Jeannette devait écouter à la porte, elle revient.
-Si parlons-en, moi j’aimerais connaître l’individu qui m’a privé de mon père pendant quinze ans, nous le connaissons certainement.
-Vous soupçonnez un proche, quelqu’un qui connaissait l’existence des armes entreposées, la porte du local avait été forcée ?
-Non, je mettais la clé dans un petit panier suspendu à un crochet, le voleur le savait…Peut-être un ancien employé de la ferme ?
-N’accuse pas sans savoir papa, mais c’est vrai que c’est troublant.
-Quand vous avez pris votre fusil pour aller vers les bois, vous n’avez pas constaté la disparition de l’autre ?
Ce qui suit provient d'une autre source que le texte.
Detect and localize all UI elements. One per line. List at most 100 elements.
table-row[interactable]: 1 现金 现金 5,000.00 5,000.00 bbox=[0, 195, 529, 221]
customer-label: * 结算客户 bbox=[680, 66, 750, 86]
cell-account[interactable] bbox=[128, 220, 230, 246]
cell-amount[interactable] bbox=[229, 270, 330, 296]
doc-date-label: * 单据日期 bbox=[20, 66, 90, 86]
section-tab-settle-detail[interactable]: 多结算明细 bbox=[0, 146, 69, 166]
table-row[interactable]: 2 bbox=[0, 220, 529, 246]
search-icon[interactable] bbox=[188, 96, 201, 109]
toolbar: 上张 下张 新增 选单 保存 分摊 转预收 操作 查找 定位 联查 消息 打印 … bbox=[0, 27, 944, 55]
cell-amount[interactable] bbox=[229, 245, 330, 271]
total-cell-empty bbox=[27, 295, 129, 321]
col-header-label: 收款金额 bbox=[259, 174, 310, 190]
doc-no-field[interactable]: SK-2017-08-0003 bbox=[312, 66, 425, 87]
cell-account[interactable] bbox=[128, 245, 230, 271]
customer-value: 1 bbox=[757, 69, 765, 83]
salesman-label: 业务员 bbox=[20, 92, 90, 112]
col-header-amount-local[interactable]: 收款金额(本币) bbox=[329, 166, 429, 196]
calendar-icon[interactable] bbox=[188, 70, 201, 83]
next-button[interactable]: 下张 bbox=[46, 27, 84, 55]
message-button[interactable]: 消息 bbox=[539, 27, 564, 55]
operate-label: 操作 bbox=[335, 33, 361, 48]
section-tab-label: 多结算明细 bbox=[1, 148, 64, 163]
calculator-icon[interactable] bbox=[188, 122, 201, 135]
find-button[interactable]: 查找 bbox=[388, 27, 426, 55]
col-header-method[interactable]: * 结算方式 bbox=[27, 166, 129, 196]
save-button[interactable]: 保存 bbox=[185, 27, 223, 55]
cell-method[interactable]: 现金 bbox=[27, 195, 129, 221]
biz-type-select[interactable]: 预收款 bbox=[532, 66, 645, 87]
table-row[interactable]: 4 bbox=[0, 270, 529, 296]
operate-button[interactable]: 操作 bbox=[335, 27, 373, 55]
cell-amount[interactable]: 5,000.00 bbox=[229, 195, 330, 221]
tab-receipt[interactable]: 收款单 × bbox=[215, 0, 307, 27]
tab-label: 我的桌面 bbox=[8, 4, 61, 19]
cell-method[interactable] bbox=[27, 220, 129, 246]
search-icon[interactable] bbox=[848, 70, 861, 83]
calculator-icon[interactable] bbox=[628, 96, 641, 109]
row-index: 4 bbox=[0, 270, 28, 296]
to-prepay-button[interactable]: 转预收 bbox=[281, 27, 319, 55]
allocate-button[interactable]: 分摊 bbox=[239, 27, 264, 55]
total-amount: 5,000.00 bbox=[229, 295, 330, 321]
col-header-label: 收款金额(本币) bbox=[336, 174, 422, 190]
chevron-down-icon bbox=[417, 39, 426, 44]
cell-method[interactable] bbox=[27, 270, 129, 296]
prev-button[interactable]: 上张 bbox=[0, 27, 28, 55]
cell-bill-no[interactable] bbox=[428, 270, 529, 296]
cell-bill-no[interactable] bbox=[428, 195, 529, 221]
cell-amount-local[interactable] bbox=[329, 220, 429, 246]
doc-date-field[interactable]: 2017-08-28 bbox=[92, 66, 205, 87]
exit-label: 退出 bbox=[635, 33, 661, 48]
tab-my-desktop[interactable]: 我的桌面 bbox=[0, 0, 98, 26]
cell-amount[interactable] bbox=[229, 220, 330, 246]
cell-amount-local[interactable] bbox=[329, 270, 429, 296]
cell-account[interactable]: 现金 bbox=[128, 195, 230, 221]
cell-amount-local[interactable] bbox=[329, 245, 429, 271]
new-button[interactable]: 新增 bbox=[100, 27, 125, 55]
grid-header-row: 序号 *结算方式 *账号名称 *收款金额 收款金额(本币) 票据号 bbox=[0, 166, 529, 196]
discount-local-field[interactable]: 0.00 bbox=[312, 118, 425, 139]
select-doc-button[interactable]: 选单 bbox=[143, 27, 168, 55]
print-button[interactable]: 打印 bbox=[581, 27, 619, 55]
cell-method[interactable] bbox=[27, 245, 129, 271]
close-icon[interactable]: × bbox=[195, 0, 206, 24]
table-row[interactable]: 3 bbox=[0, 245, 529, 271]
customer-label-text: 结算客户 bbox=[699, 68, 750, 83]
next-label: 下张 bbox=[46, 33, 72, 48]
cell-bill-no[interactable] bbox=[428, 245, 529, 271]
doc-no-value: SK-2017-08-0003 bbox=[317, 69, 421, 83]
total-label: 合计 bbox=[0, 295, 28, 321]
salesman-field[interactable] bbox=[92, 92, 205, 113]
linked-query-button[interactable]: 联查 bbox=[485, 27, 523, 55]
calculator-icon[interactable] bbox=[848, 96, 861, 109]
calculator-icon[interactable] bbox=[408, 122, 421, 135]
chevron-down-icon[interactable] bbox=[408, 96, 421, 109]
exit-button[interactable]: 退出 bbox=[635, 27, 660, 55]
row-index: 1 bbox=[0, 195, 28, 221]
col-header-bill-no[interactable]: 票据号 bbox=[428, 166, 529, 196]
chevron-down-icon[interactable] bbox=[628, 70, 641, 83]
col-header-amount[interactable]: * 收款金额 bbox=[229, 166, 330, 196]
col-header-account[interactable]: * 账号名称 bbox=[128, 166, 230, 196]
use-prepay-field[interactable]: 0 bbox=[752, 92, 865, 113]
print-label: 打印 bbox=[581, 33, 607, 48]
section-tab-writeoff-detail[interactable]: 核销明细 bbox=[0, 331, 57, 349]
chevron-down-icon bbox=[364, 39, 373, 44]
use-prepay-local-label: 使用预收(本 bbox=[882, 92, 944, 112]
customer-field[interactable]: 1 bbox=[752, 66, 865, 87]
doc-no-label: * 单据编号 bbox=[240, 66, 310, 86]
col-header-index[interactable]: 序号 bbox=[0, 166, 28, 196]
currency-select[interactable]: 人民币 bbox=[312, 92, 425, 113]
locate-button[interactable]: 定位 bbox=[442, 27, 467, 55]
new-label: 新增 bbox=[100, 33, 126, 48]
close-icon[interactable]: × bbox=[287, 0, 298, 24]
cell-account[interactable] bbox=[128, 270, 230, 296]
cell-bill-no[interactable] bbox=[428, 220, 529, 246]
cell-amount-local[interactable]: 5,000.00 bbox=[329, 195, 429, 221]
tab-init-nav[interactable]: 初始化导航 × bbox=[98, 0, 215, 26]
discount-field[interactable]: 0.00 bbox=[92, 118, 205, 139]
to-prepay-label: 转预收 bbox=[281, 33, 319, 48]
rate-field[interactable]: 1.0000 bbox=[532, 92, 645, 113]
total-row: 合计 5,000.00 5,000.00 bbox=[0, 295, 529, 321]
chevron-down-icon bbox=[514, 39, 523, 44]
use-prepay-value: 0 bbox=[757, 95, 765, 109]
-Je laisse souvent mon fusil de chasse habituel dans la remise ou dans le garage, celui qui a été utilisé pour tuer Gauthier est plutôt une arme destinée au gros gibier…Une carabine a également été volée, c’est quand les gendarmes m’ont ramené ici avant la soi-disant reconstitution que je m’en suis aperçu.
-Vous leur avez signalé cette autre disparition ?
-Non, c’était une arme de guerre, elle n’était pas démilitarisée, vous comprenez, je n’avais pas le droit de détenir une telle pièce, j’ai préféré me taire, cela risquait d’aggraver mon cas.